Литмир - Электронная Библиотека
A
A

Были это неглупые молодые люди, но порядочностью, на мой взгляд, они явно не отличались. Побег Рамиза сам по себе их не волновал. Они не на стороне Рамиза. Но и не на стороне своих начальников. Они издевались над их бездарностью с высоты своей одаренности, которой не дают ходу. Будь власть в их руках, Рамиз не сбежал бы из крепости. Это не было сказано, но само собой подразумевалось. Эти молодые старики, обогатив свое ненасытное честолюбие опытом старших, обеспечат нам чудесное будущее. Нынешние власти не возбраняют нам плакать, эти и того не допустят, и мы станем жить веселее. Нынешние власти допускают недовольство, безмолвное, тайное,— эти запретят, и мы будем жить счастливее, потому что недовольство делает людей несчастными.

Мне вспомнился вечер у хаджи Духотины — в который уже раз! — и я вышел из комнаты, чтоб опять не ляпнуть чего-нибудь непотребного. Нынешние бьют, эти будут кастрировать.

Не глядя, я прошел мимо Османа.

— Ты что, не видишь меня? — спросил он смеясь.

— Ты же меня не видел.

— Ребенок ты, что ли? Я нарочно, я же с Зафранией шел, а он известный нюхалка!

— Знаю.

— И разговор у нас был занятный. Знаешь, что я у него спросил? Как они дошли до такого срама? И почему такой шум подняли вокруг Рамиза? А он только посмотрел на меня и слюну проглотил.

— А почему ты Махмуда в дом не пустил?

— Какого Махмуда?

— Кутил с тобой у Зайко.

— Ах, этот! Да что бы я с ним стал делать в этакой кутерьме? Видишь, сколько народу? Кого только не было! И кадий, и муселим, и муфтий, и тефтердар.

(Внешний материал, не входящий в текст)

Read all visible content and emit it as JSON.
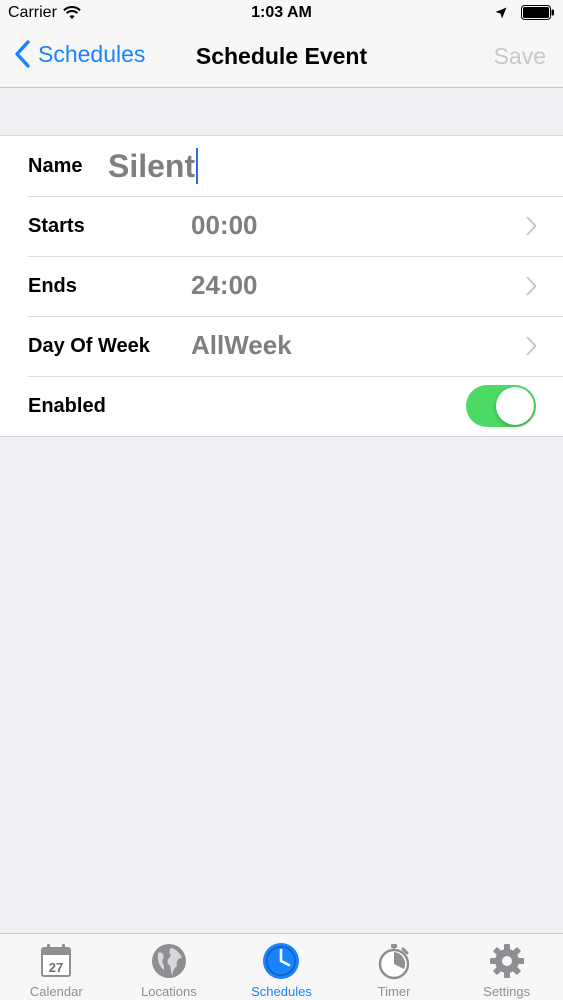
{
  "status_bar": {
    "carrier": "Carrier",
    "time": "1:03 AM"
  },
  "nav": {
    "back_label": "Schedules",
    "title": "Schedule Event",
    "save_label": "Save"
  },
  "form": {
    "name_label": "Name",
    "name_value": "Silent",
    "starts_label": "Starts",
    "starts_value": "00:00",
    "ends_label": "Ends",
    "ends_value": "24:00",
    "day_label": "Day Of Week",
    "day_value": "AllWeek",
    "enabled_label": "Enabled",
    "enabled": true
  },
  "tabs": [
    {
      "label": "Calendar",
      "icon": "calendar-icon",
      "badge": "27"
    },
    {
      "label": "Locations",
      "icon": "globe-icon"
    },
    {
      "label": "Schedules",
      "icon": "clock-icon",
      "active": true
    },
    {
      "label": "Timer",
      "icon": "stopwatch-icon"
    },
    {
      "label": "Settings",
      "icon": "gear-icon"
    }
  ],
  "colors": {
    "accent": "#1a82fb",
    "toggle_on": "#4cd964",
    "disabled": "#c7c7cc"
  }
}
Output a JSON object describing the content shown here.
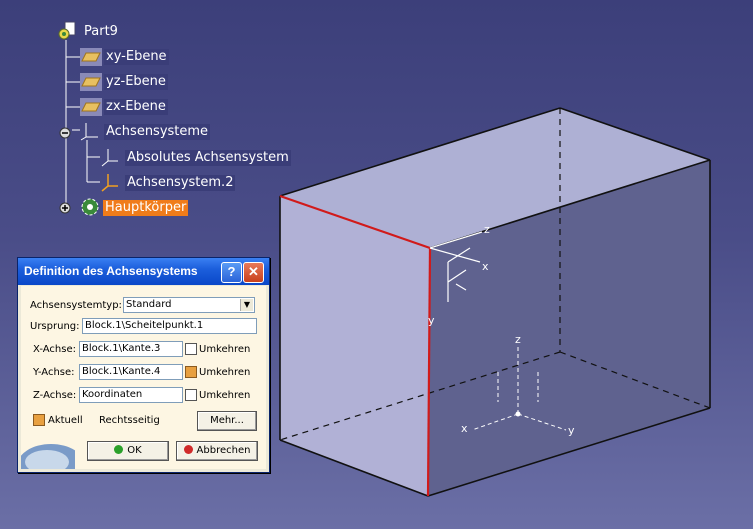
{
  "tree": {
    "root": "Part9",
    "planes": [
      "xy-Ebene",
      "yz-Ebene",
      "zx-Ebene"
    ],
    "axis_systems": "Achsensysteme",
    "absolute_axis": "Absolutes Achsensystem",
    "axis_system_2": "Achsensystem.2",
    "main_body": "Hauptkörper"
  },
  "dialog": {
    "title": "Definition des Achsensystems",
    "help": "?",
    "close": "✕",
    "type_label": "Achsensystemtyp:",
    "type_value": "Standard",
    "origin_label": "Ursprung:",
    "origin_value": "Block.1\\Scheitelpunkt.1",
    "x_label": "X-Achse:",
    "x_value": "Block.1\\Kante.3",
    "x_reverse": "Umkehren",
    "y_label": "Y-Achse:",
    "y_value": "Block.1\\Kante.4",
    "y_reverse": "Umkehren",
    "z_label": "Z-Achse:",
    "z_value": "Koordinaten",
    "z_reverse": "Umkehren",
    "current": "Aktuell",
    "handedness": "Rechtsseitig",
    "more": "Mehr...",
    "ok": "OK",
    "cancel": "Abbrechen"
  },
  "viewport": {
    "axis_local": {
      "z": "z",
      "x": "x",
      "y": "y"
    },
    "axis_compass": {
      "z": "z",
      "x": "x",
      "y": "y"
    }
  },
  "colors": {
    "background_top": "#3c3f7a",
    "box_face": "#a9a9cf",
    "highlight_edge": "#d11a1a",
    "selection": "#f07c1a"
  }
}
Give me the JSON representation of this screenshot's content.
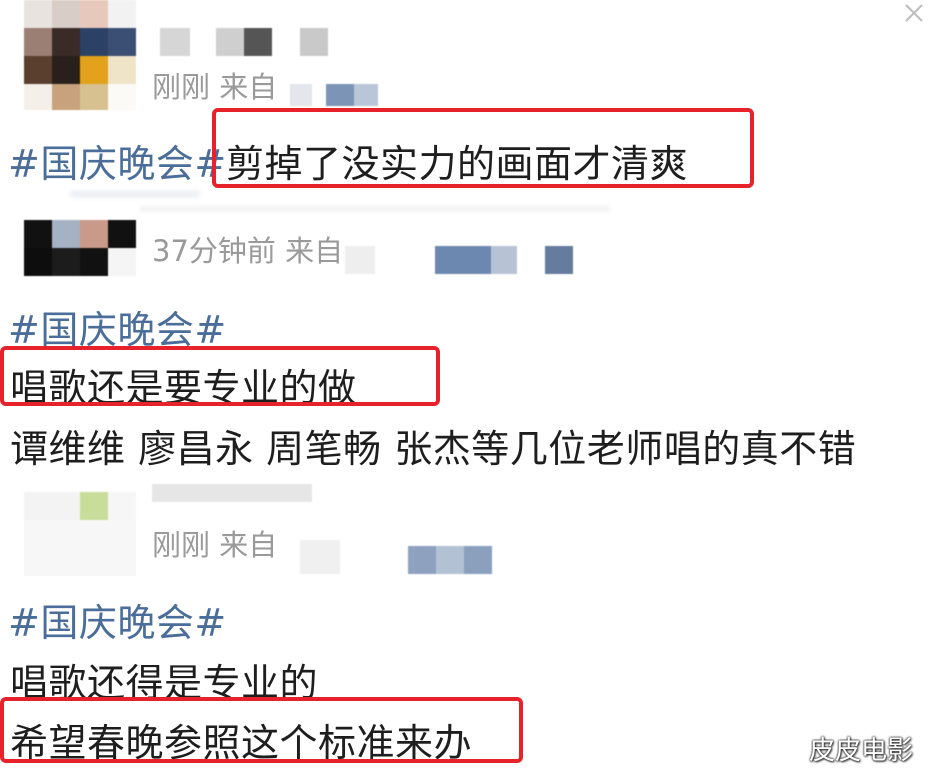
{
  "posts": [
    {
      "meta": "刚刚  来自",
      "topic": "#国庆晚会#",
      "text": "剪掉了没实力的画面才清爽"
    },
    {
      "meta": "37分钟前  来自",
      "topic": "#国庆晚会#",
      "lines": [
        "唱歌还是要专业的做",
        "谭维维 廖昌永 周笔畅 张杰等几位老师唱的真不错"
      ]
    },
    {
      "meta": "刚刚  来自",
      "topic": "#国庆晚会#",
      "lines": [
        "唱歌还得是专业的",
        "希望春晚参照这个标准来办"
      ]
    }
  ],
  "watermark": "皮皮电影",
  "colors": {
    "topic": "#4a6d99",
    "highlight_box": "#e8222a",
    "meta": "#9a9a9a"
  }
}
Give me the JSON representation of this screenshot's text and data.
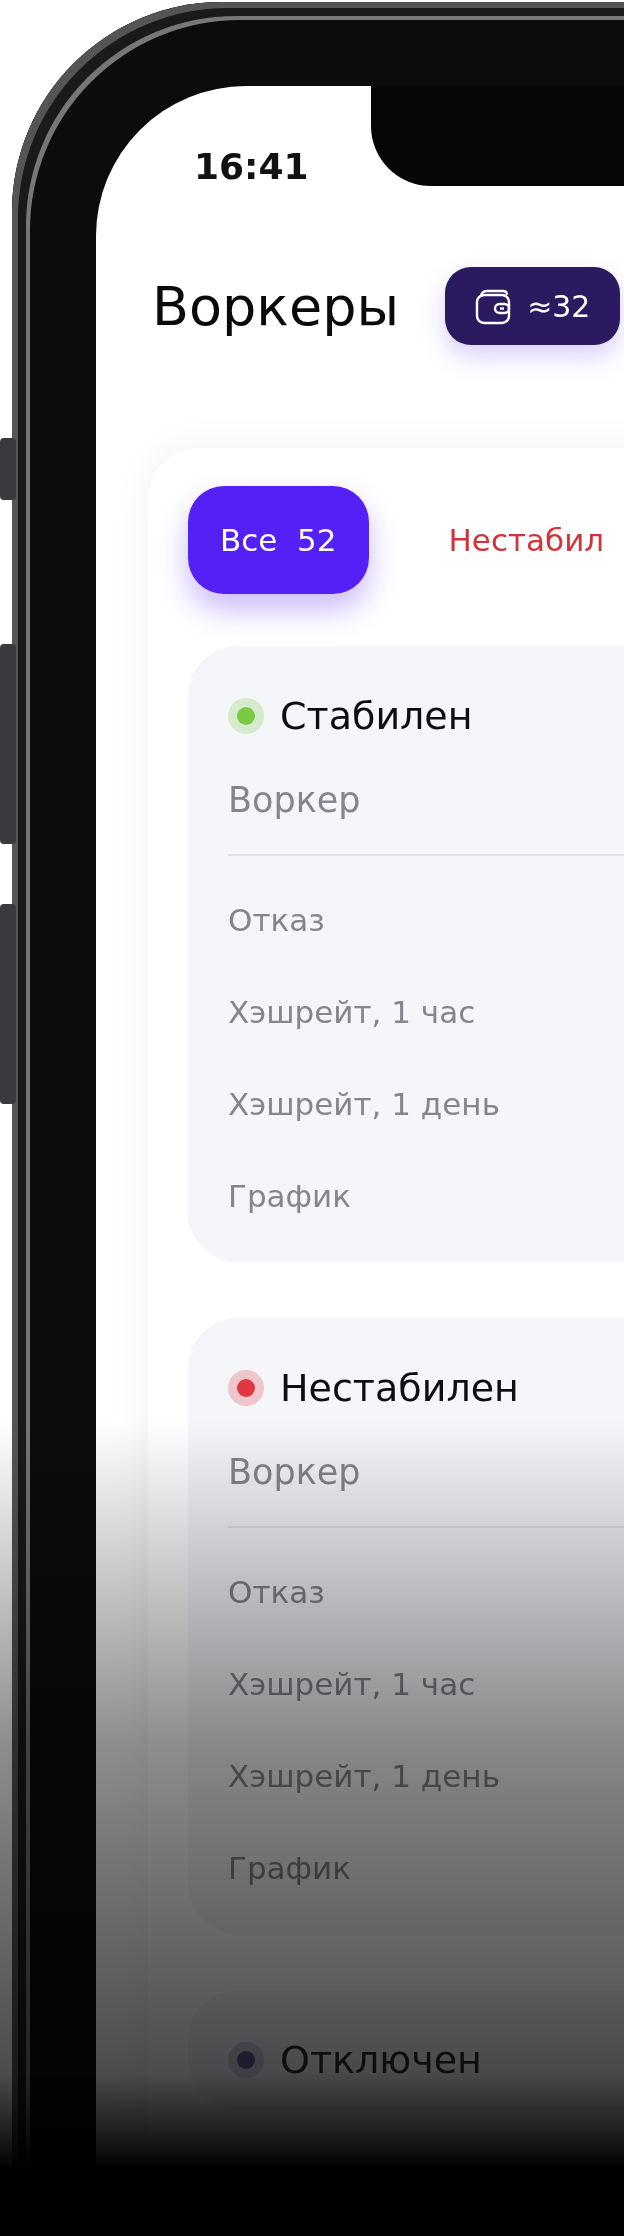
{
  "status_bar": {
    "time": "16:41"
  },
  "header": {
    "title": "Воркеры",
    "balance": "≈32"
  },
  "tabs": [
    {
      "label": "Все",
      "count": "52",
      "selected": true,
      "kind": "all"
    },
    {
      "label": "Нестабил",
      "selected": false,
      "kind": "unstable"
    }
  ],
  "workers": [
    {
      "status": "Стабилен",
      "color": "#7ac943",
      "title": "Воркер",
      "rows": [
        "Отказ",
        "Хэшрейт, 1 час",
        "Хэшрейт, 1 день",
        "График"
      ]
    },
    {
      "status": "Нестабилен",
      "color": "#e0383e",
      "title": "Воркер",
      "rows": [
        "Отказ",
        "Хэшрейт, 1 час",
        "Хэшрейт, 1 день",
        "График"
      ]
    },
    {
      "status": "Отключен",
      "color": "#1e1b2e"
    }
  ]
}
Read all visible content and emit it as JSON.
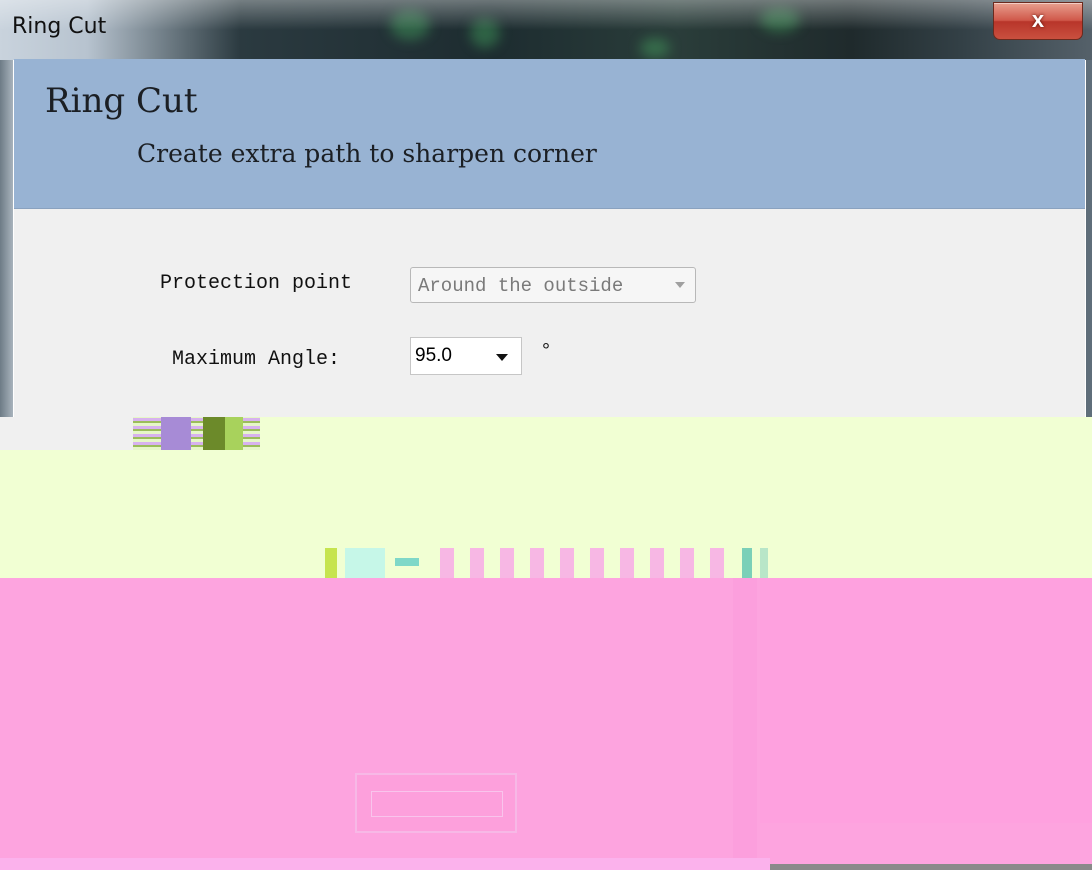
{
  "window": {
    "title": "Ring Cut",
    "close_symbol": "x"
  },
  "header": {
    "title": "Ring Cut",
    "subtitle": "Create extra path to sharpen corner"
  },
  "form": {
    "protection_point": {
      "label": "Protection point",
      "value": "Around the outside"
    },
    "maximum_angle": {
      "label": "Maximum Angle:",
      "value": "95.0",
      "unit": "°"
    }
  },
  "colors": {
    "header_bg": "#98b3d3",
    "form_bg": "#f0f0f0",
    "close_button": "#c9503f",
    "glitch_green": "#f1ffd3",
    "glitch_pink": "#fda4df"
  }
}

Я их всех рядком усадил. Ведь они грызутся и ненавидят друг друга, как собаки бешеные. Дай, думаю, погляжу, что будет. А они сидят бок о бок на сечии, кисло улыбаются, разговор стараются какой-никакой вести, чтоб люди видели, как они любят друг друга, будто никому ничего не ведомо! Муселим первым не выдержал, поднялся, чин чином простился и давай бог ноги. Кадий посидел чуть дольше и тоже выкатился, зеленый от злости. Потеха, сказать тебе не могу, словом, повеселился всласть!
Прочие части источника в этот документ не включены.